8 Replies to “Featured Images”

  1. This is something that I have found to be a real challenge in my publishing efforts. My preference was that I would use images that I created myself, but that is not real feasible. Then where do you go, how many images can you use that are share alike? I was never really sure, I’m not sure what I could use or could not use unless it explicitly was licensed that way. This is something that slowed me down and even halted my publishing efforts as well.

    Good post and good idea.

    1. Thanks for sharing! I am seeing that a lot of the stumbling blocks I have had, others have as well. I won’t argue that often times blogs that use featured images have a great aesthetic to them, but like I said, I don’t think my lack of images should keep me from publishing.

      And I went through the exact same process as you. I wanted to use my own, but right now I don’t have the bandwidth for it. And there are many, many resources that offer free use with attribution, but they are hard to sift through and I found I would spend 10, 20, or even 30 minutes trying to find an image that fit my post, sometimes to no avail.

      I know others may say, jeez, just visit site xyz.com and it is easy, but it was stumbling block for me. So, until I have time to figure it out and make it a process that I can do in a minute or two, I am just dropping it.

      I remember you pointing out some blogs to me a while back where the publisher had high traffic and a horrid looking site. More proof that it is all about content, and the rest is just icing on the cake.

    1. Wow, that is great, thanks! I will certainly review them and probably use them in the future. And I wouldn’t say I will never use them, just never want to let it keep me from publishing. This is why community is so wonderful. I will add these to my arsenal.

      I think part of my problem is that I am a shutterbug myself and I get real picky with images…

      Thanks for sharing!

    1. Yeah, I was showing my wife the twentyfifteen theme and showing her the little hacking I did to add a profile image to my blog (It was a hack, prob should do it properly) and compared it to yours so she could see the theme without it. I noticed you are using featured images and they do look great.

      It probably isn’t that big of a deal for most people, but it was a hangup for me that I am now free of.

  2. Not sure why I didn’t respond here, you have comments on. Sunday afternoon brain spaz . . .

    I noted this at Desk . . .

    *I write and then don’t publish because I am too hung up on being perfect.*

    Boy, howdy. That is me. When I was a journalist and investigative writer, deadlines often took care of perfectionism. You had to research, interview et al, get thoughts out of your head and onto “paper” as quickly as possible, write, and “send.” Try dictating an 18 inch story (inches in those days more so than words) off the top of your head on the phone and have it sound intelligent.

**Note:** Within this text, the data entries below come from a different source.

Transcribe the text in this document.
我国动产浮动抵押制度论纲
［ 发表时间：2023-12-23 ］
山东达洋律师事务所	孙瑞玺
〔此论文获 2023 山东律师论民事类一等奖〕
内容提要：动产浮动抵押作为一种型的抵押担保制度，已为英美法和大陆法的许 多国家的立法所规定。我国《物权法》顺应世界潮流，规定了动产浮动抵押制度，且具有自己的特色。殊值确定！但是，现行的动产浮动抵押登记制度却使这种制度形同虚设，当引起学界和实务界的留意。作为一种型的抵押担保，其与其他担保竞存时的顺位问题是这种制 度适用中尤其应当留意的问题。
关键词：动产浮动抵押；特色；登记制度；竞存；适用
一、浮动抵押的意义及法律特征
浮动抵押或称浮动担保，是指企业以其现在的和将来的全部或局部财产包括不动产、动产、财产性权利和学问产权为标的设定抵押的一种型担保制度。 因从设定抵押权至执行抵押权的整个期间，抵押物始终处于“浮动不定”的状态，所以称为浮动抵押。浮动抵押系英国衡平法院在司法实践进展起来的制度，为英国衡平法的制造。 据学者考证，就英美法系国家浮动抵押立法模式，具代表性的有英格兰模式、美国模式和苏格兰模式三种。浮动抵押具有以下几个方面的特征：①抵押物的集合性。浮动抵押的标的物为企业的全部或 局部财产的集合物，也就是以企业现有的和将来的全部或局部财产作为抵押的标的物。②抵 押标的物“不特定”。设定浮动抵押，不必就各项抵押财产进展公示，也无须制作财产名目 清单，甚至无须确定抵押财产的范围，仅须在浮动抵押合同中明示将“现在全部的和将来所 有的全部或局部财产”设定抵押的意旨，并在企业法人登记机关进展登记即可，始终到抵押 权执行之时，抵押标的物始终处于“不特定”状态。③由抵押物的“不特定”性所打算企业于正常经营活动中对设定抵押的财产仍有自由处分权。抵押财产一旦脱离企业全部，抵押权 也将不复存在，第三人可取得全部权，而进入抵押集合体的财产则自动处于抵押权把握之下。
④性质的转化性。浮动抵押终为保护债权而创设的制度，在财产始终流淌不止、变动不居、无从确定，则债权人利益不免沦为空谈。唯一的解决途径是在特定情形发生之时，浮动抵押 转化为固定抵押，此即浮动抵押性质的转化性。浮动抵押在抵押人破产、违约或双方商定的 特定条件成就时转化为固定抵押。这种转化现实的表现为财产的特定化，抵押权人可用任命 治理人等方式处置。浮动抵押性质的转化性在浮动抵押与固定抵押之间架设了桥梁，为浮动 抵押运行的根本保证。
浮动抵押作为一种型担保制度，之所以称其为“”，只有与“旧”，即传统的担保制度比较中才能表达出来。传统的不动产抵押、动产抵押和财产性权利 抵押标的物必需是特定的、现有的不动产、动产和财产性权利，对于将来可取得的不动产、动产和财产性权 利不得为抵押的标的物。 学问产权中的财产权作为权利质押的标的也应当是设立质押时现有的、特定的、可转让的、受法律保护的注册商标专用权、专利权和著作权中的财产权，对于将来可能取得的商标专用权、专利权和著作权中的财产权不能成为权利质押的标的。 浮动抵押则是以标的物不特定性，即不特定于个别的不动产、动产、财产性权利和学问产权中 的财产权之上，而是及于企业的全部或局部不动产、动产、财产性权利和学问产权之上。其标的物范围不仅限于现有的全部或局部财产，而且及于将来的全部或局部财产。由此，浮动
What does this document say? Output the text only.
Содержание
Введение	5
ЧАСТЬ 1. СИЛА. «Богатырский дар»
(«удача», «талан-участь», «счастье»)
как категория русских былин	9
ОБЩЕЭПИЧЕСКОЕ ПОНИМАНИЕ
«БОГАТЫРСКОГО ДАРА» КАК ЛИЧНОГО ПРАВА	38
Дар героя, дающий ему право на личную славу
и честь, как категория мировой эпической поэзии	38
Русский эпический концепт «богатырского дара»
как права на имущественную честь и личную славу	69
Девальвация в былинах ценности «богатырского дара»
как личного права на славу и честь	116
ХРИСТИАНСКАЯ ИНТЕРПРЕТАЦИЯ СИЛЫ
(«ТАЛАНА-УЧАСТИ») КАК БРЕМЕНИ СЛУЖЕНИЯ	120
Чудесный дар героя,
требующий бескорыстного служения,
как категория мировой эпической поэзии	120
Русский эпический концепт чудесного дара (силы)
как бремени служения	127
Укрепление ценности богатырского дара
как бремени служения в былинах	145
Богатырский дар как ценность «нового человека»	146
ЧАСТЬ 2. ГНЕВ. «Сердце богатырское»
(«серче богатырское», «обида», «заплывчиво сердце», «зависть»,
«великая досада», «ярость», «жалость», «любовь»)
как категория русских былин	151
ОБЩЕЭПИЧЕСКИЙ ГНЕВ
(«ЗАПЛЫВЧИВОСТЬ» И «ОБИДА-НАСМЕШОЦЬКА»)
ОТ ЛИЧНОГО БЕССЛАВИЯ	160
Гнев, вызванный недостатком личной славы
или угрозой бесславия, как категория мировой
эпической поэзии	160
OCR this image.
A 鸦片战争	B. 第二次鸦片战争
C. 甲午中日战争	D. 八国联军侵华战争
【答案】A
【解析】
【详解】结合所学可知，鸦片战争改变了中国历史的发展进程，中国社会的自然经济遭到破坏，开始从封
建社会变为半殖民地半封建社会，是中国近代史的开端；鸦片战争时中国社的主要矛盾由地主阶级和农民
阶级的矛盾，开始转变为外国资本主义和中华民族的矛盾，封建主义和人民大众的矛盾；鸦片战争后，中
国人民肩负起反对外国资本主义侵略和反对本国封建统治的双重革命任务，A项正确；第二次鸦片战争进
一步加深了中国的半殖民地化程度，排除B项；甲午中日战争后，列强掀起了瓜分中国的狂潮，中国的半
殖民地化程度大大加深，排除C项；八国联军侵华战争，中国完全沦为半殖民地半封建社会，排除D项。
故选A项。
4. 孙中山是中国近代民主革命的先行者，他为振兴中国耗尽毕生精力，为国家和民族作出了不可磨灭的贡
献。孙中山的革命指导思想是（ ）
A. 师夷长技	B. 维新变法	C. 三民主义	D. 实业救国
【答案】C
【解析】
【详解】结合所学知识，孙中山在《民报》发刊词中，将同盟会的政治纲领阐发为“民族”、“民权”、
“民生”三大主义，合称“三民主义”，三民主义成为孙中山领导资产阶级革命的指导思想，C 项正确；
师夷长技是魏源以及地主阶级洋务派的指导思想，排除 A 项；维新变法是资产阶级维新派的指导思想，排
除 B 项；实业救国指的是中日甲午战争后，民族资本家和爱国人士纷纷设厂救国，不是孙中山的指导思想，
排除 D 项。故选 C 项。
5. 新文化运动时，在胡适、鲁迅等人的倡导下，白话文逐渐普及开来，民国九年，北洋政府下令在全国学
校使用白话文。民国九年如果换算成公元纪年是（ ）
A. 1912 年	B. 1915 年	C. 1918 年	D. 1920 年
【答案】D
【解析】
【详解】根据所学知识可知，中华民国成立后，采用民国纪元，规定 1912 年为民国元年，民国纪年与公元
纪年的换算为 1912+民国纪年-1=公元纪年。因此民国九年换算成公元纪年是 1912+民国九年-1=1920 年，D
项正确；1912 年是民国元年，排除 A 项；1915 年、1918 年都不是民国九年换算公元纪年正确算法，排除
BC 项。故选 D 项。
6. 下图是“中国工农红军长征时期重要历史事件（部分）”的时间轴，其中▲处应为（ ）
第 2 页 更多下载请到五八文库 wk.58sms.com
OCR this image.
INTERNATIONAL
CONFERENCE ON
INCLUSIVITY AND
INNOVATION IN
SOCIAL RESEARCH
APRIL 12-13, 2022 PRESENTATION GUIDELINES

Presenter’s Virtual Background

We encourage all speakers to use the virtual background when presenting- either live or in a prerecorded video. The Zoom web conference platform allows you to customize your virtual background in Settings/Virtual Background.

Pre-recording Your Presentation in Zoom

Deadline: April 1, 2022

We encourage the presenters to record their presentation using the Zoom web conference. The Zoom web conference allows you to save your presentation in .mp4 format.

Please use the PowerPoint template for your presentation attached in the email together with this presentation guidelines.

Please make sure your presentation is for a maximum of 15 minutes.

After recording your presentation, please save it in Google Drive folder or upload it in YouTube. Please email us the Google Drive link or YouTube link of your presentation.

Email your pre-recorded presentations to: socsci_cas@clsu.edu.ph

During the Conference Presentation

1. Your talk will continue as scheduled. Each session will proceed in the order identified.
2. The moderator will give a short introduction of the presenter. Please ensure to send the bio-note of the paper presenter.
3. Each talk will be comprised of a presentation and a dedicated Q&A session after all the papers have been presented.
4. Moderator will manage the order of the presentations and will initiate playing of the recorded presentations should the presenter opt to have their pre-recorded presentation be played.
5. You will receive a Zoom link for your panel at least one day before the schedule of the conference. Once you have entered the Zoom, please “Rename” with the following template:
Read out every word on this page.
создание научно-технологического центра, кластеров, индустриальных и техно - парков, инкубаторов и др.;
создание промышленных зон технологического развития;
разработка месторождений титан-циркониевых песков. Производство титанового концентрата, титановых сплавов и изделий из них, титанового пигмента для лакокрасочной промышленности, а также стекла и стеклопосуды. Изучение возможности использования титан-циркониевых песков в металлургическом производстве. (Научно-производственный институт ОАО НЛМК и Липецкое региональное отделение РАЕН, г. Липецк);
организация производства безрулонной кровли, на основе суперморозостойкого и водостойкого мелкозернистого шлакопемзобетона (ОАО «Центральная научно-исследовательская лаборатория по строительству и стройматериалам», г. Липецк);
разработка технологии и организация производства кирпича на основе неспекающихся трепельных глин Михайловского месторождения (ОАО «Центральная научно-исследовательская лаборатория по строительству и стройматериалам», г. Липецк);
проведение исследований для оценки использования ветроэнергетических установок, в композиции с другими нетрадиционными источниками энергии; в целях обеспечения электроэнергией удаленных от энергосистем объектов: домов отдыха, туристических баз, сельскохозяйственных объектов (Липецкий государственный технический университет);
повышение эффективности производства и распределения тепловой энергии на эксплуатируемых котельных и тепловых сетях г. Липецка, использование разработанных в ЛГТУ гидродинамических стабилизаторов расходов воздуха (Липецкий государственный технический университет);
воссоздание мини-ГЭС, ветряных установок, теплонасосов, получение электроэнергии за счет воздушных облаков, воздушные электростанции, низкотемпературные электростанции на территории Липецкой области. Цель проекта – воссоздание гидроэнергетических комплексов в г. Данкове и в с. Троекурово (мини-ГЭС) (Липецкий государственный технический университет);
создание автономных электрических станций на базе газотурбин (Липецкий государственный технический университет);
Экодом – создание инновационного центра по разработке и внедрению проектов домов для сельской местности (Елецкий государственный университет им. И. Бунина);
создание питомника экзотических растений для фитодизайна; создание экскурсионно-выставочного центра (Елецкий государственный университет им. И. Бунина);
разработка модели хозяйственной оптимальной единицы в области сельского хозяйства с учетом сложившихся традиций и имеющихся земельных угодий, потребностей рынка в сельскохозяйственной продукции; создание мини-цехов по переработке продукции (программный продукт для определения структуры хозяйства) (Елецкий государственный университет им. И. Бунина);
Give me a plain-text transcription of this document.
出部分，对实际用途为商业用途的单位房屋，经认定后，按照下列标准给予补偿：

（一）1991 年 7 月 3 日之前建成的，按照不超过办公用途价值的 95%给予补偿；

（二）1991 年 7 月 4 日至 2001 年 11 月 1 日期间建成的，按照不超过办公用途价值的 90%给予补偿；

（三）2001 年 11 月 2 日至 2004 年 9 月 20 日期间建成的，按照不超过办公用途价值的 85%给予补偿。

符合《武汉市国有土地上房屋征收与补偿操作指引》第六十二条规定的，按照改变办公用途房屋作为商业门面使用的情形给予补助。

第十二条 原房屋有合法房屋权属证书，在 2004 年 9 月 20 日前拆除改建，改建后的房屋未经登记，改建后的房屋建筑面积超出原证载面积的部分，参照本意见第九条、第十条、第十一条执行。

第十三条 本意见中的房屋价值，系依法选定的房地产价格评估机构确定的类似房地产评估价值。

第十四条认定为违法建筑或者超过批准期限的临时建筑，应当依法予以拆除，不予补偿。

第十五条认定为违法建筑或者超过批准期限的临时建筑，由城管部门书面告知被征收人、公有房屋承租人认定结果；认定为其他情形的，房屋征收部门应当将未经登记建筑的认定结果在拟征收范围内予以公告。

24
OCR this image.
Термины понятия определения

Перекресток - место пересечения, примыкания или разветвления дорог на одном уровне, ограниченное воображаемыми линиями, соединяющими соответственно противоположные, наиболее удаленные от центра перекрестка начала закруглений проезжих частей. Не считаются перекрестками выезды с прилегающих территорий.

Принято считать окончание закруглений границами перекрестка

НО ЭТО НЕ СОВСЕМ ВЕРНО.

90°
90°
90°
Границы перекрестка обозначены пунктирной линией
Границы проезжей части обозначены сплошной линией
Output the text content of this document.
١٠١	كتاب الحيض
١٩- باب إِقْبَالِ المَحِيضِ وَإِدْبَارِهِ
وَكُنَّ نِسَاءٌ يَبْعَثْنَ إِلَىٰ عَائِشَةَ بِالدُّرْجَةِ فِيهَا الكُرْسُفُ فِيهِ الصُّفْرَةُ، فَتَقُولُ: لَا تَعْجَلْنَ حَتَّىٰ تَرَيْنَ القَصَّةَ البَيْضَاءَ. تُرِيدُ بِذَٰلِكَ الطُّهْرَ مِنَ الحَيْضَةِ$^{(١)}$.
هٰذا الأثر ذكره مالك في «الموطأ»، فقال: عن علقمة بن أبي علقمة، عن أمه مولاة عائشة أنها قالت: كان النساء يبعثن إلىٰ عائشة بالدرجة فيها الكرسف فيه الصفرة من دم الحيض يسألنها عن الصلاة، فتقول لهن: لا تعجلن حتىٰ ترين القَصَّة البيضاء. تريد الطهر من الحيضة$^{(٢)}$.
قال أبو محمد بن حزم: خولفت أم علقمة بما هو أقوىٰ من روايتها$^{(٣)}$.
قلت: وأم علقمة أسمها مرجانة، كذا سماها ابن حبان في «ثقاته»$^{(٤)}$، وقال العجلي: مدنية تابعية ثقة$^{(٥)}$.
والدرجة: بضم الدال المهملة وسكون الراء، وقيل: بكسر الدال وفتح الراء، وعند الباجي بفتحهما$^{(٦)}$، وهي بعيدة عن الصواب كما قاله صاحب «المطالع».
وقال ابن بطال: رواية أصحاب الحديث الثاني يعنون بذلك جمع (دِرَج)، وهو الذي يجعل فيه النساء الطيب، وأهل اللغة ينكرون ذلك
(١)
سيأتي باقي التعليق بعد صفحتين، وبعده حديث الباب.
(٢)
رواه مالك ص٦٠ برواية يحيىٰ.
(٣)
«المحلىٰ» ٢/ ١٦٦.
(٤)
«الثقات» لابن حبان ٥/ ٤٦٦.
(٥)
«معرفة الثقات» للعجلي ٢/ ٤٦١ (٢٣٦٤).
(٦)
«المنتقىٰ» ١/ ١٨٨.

No time for perfection.

    In the digital format — and even when I had editors on a professional blog — there’s too much time to think about it and tinker and get distracted by so many things like, as you say, a featured image. Part of the reason I dropped my old blog format and went back to TwentySomething (TwentyFifteen now) was simplifying images — finding the right ones, editing in Photoshop or Pixelmator, prepping the image, uploading, sizing and all that. Now I find one image, upload, and don’t worry about it.

    I feel free.

    1. Firstly, kudos on using the term, “boy, howdy.” I have been using it for a long time and haven’t heard many others use it. Love it.

      “… deadlines often took care of perfectionism”

      Wow, did you read my post scheduled for Tuesday? Because I very much talk about something along these lines. Great to know that even in the professional world of writing, deadlines and perfectionism are at odds as well.

      I just love the fact that I set boundaries (again, my post on Tuesday) and those boundaries, like deadlines, force me publish.

      Thanks for the comment, really great insights.